The next tray has various necklaces, all tasteful and expensive.

The third is filled with miscellaneous objects—hair-ties, bracelets, and a small golden ring.

“Whoa.”

I jump at the voice and immediately feel myself blush.

I cross my arms, suddenly aware of how tight the dress feels across my chest. “I’m not wearing this, just so you know.

I just wanted to see how it fits.” I glance at myself in the mirror and cover my face with my hands.

“Oh God, what am I doing? I’ve had too much to drink. What did the police say?”

“They said to go in and file a report when the roads are open. I think they’re stretched with the fires, and I didn’t make it sound too urgent.” I reach behind to unzip the dress, but he grabs my hand. “It’s fine,” he says, his voice low. “For a second, I thought you were her.”

“It’s a little snug.”

“In all the right places.” He turns me around so I’m facing the mirror once more and kisses me on the neck. “You are much more beautiful than her, you know.”

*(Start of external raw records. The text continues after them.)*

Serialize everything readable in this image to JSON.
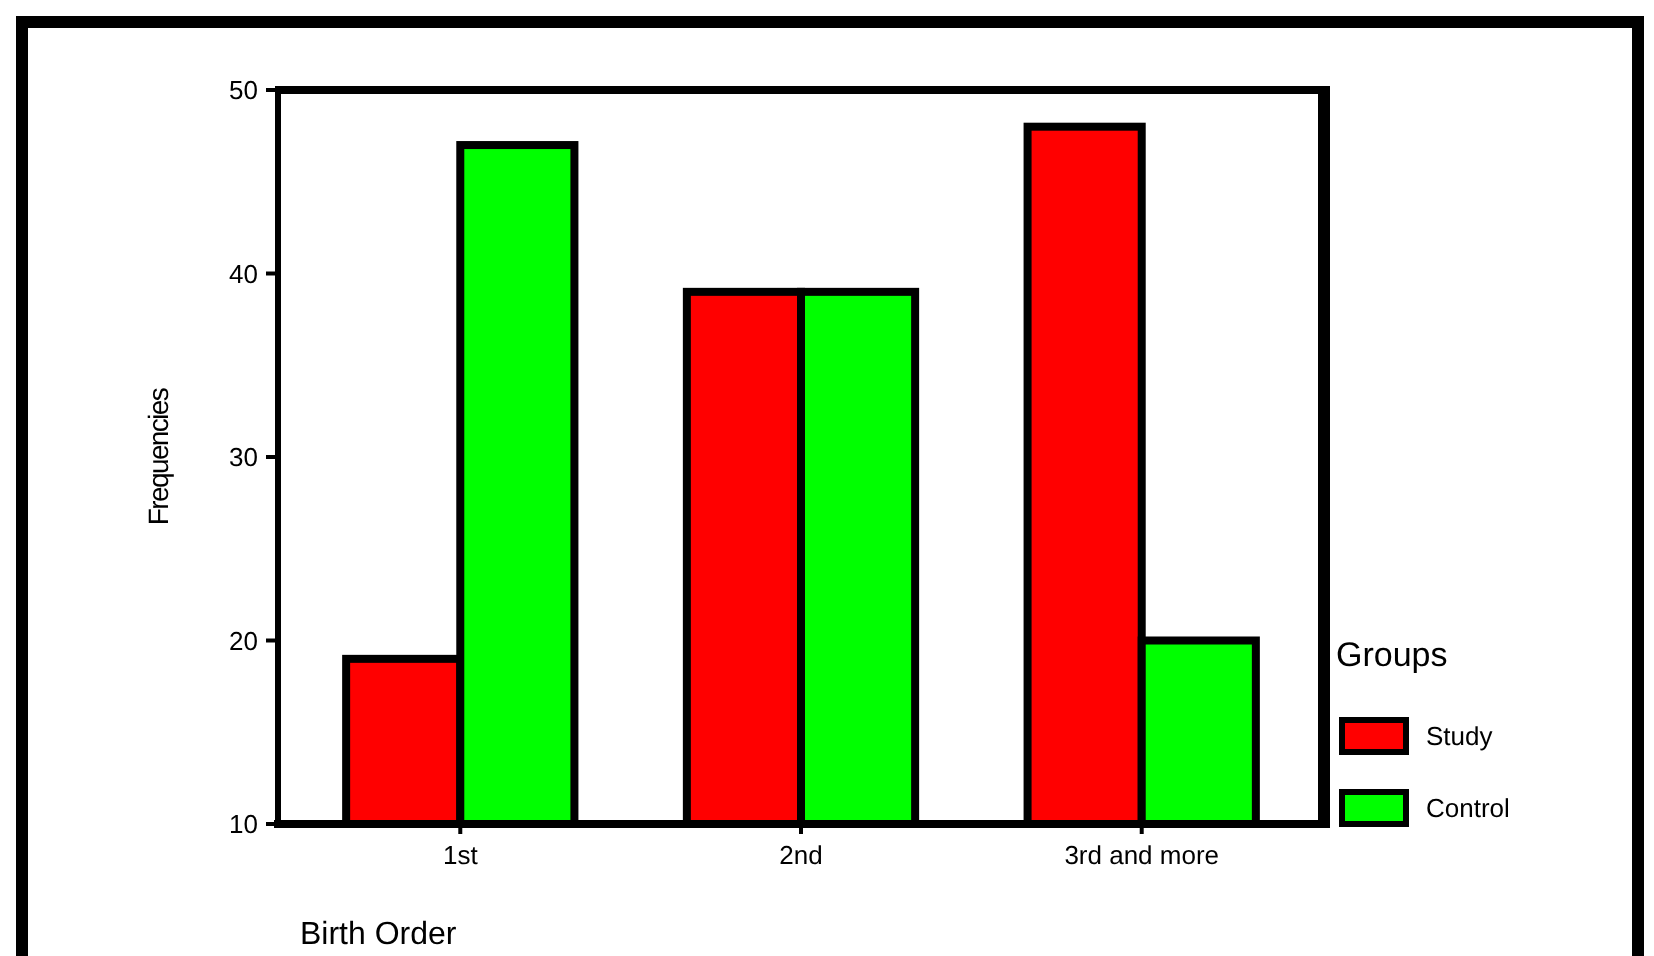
{
  "chart_data": {
    "type": "bar",
    "xlabel": "Birth Order",
    "ylabel": "Frequencies",
    "legend_title": "Groups",
    "categories": [
      "1st",
      "2nd",
      "3rd and more"
    ],
    "series": [
      {
        "name": "Study",
        "color": "#ff0000",
        "values": [
          19,
          39,
          48
        ]
      },
      {
        "name": "Control",
        "color": "#00ff00",
        "values": [
          47,
          39,
          20
        ]
      }
    ],
    "ylim": [
      10,
      50
    ],
    "yticks": [
      10,
      20,
      30,
      40,
      50
    ],
    "grid": false,
    "legend": "right"
  }
}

I’m ashamed at how much I want to hear this.

“It’s wrong,” I insist. “We can clean my old clothes.”

“That’s impossible. They’re ruined. Anyway, why are you so skittish? Grace tormented you. She was going to kill you. There’s no need to feel guilty. For once in your life, enjoy what you have.”

His hands wander from my waist to my breasts. I look at them, the same hands that killed Grace, and wait to feel the fear and disgust I felt yesterday. But it doesn’t come. Instead, I feel a strange and forbidden ripple of desire.

This is wrong, my inner voice screams—but there’s another voice. This voice has had three glasses of champagne in the last hour, and it’s ready to say, fuck it.

I reach for the zip, but he stops my hand.

“No,” he says, hitching up my dress while he looks at me in the mirror. “Leave it on.”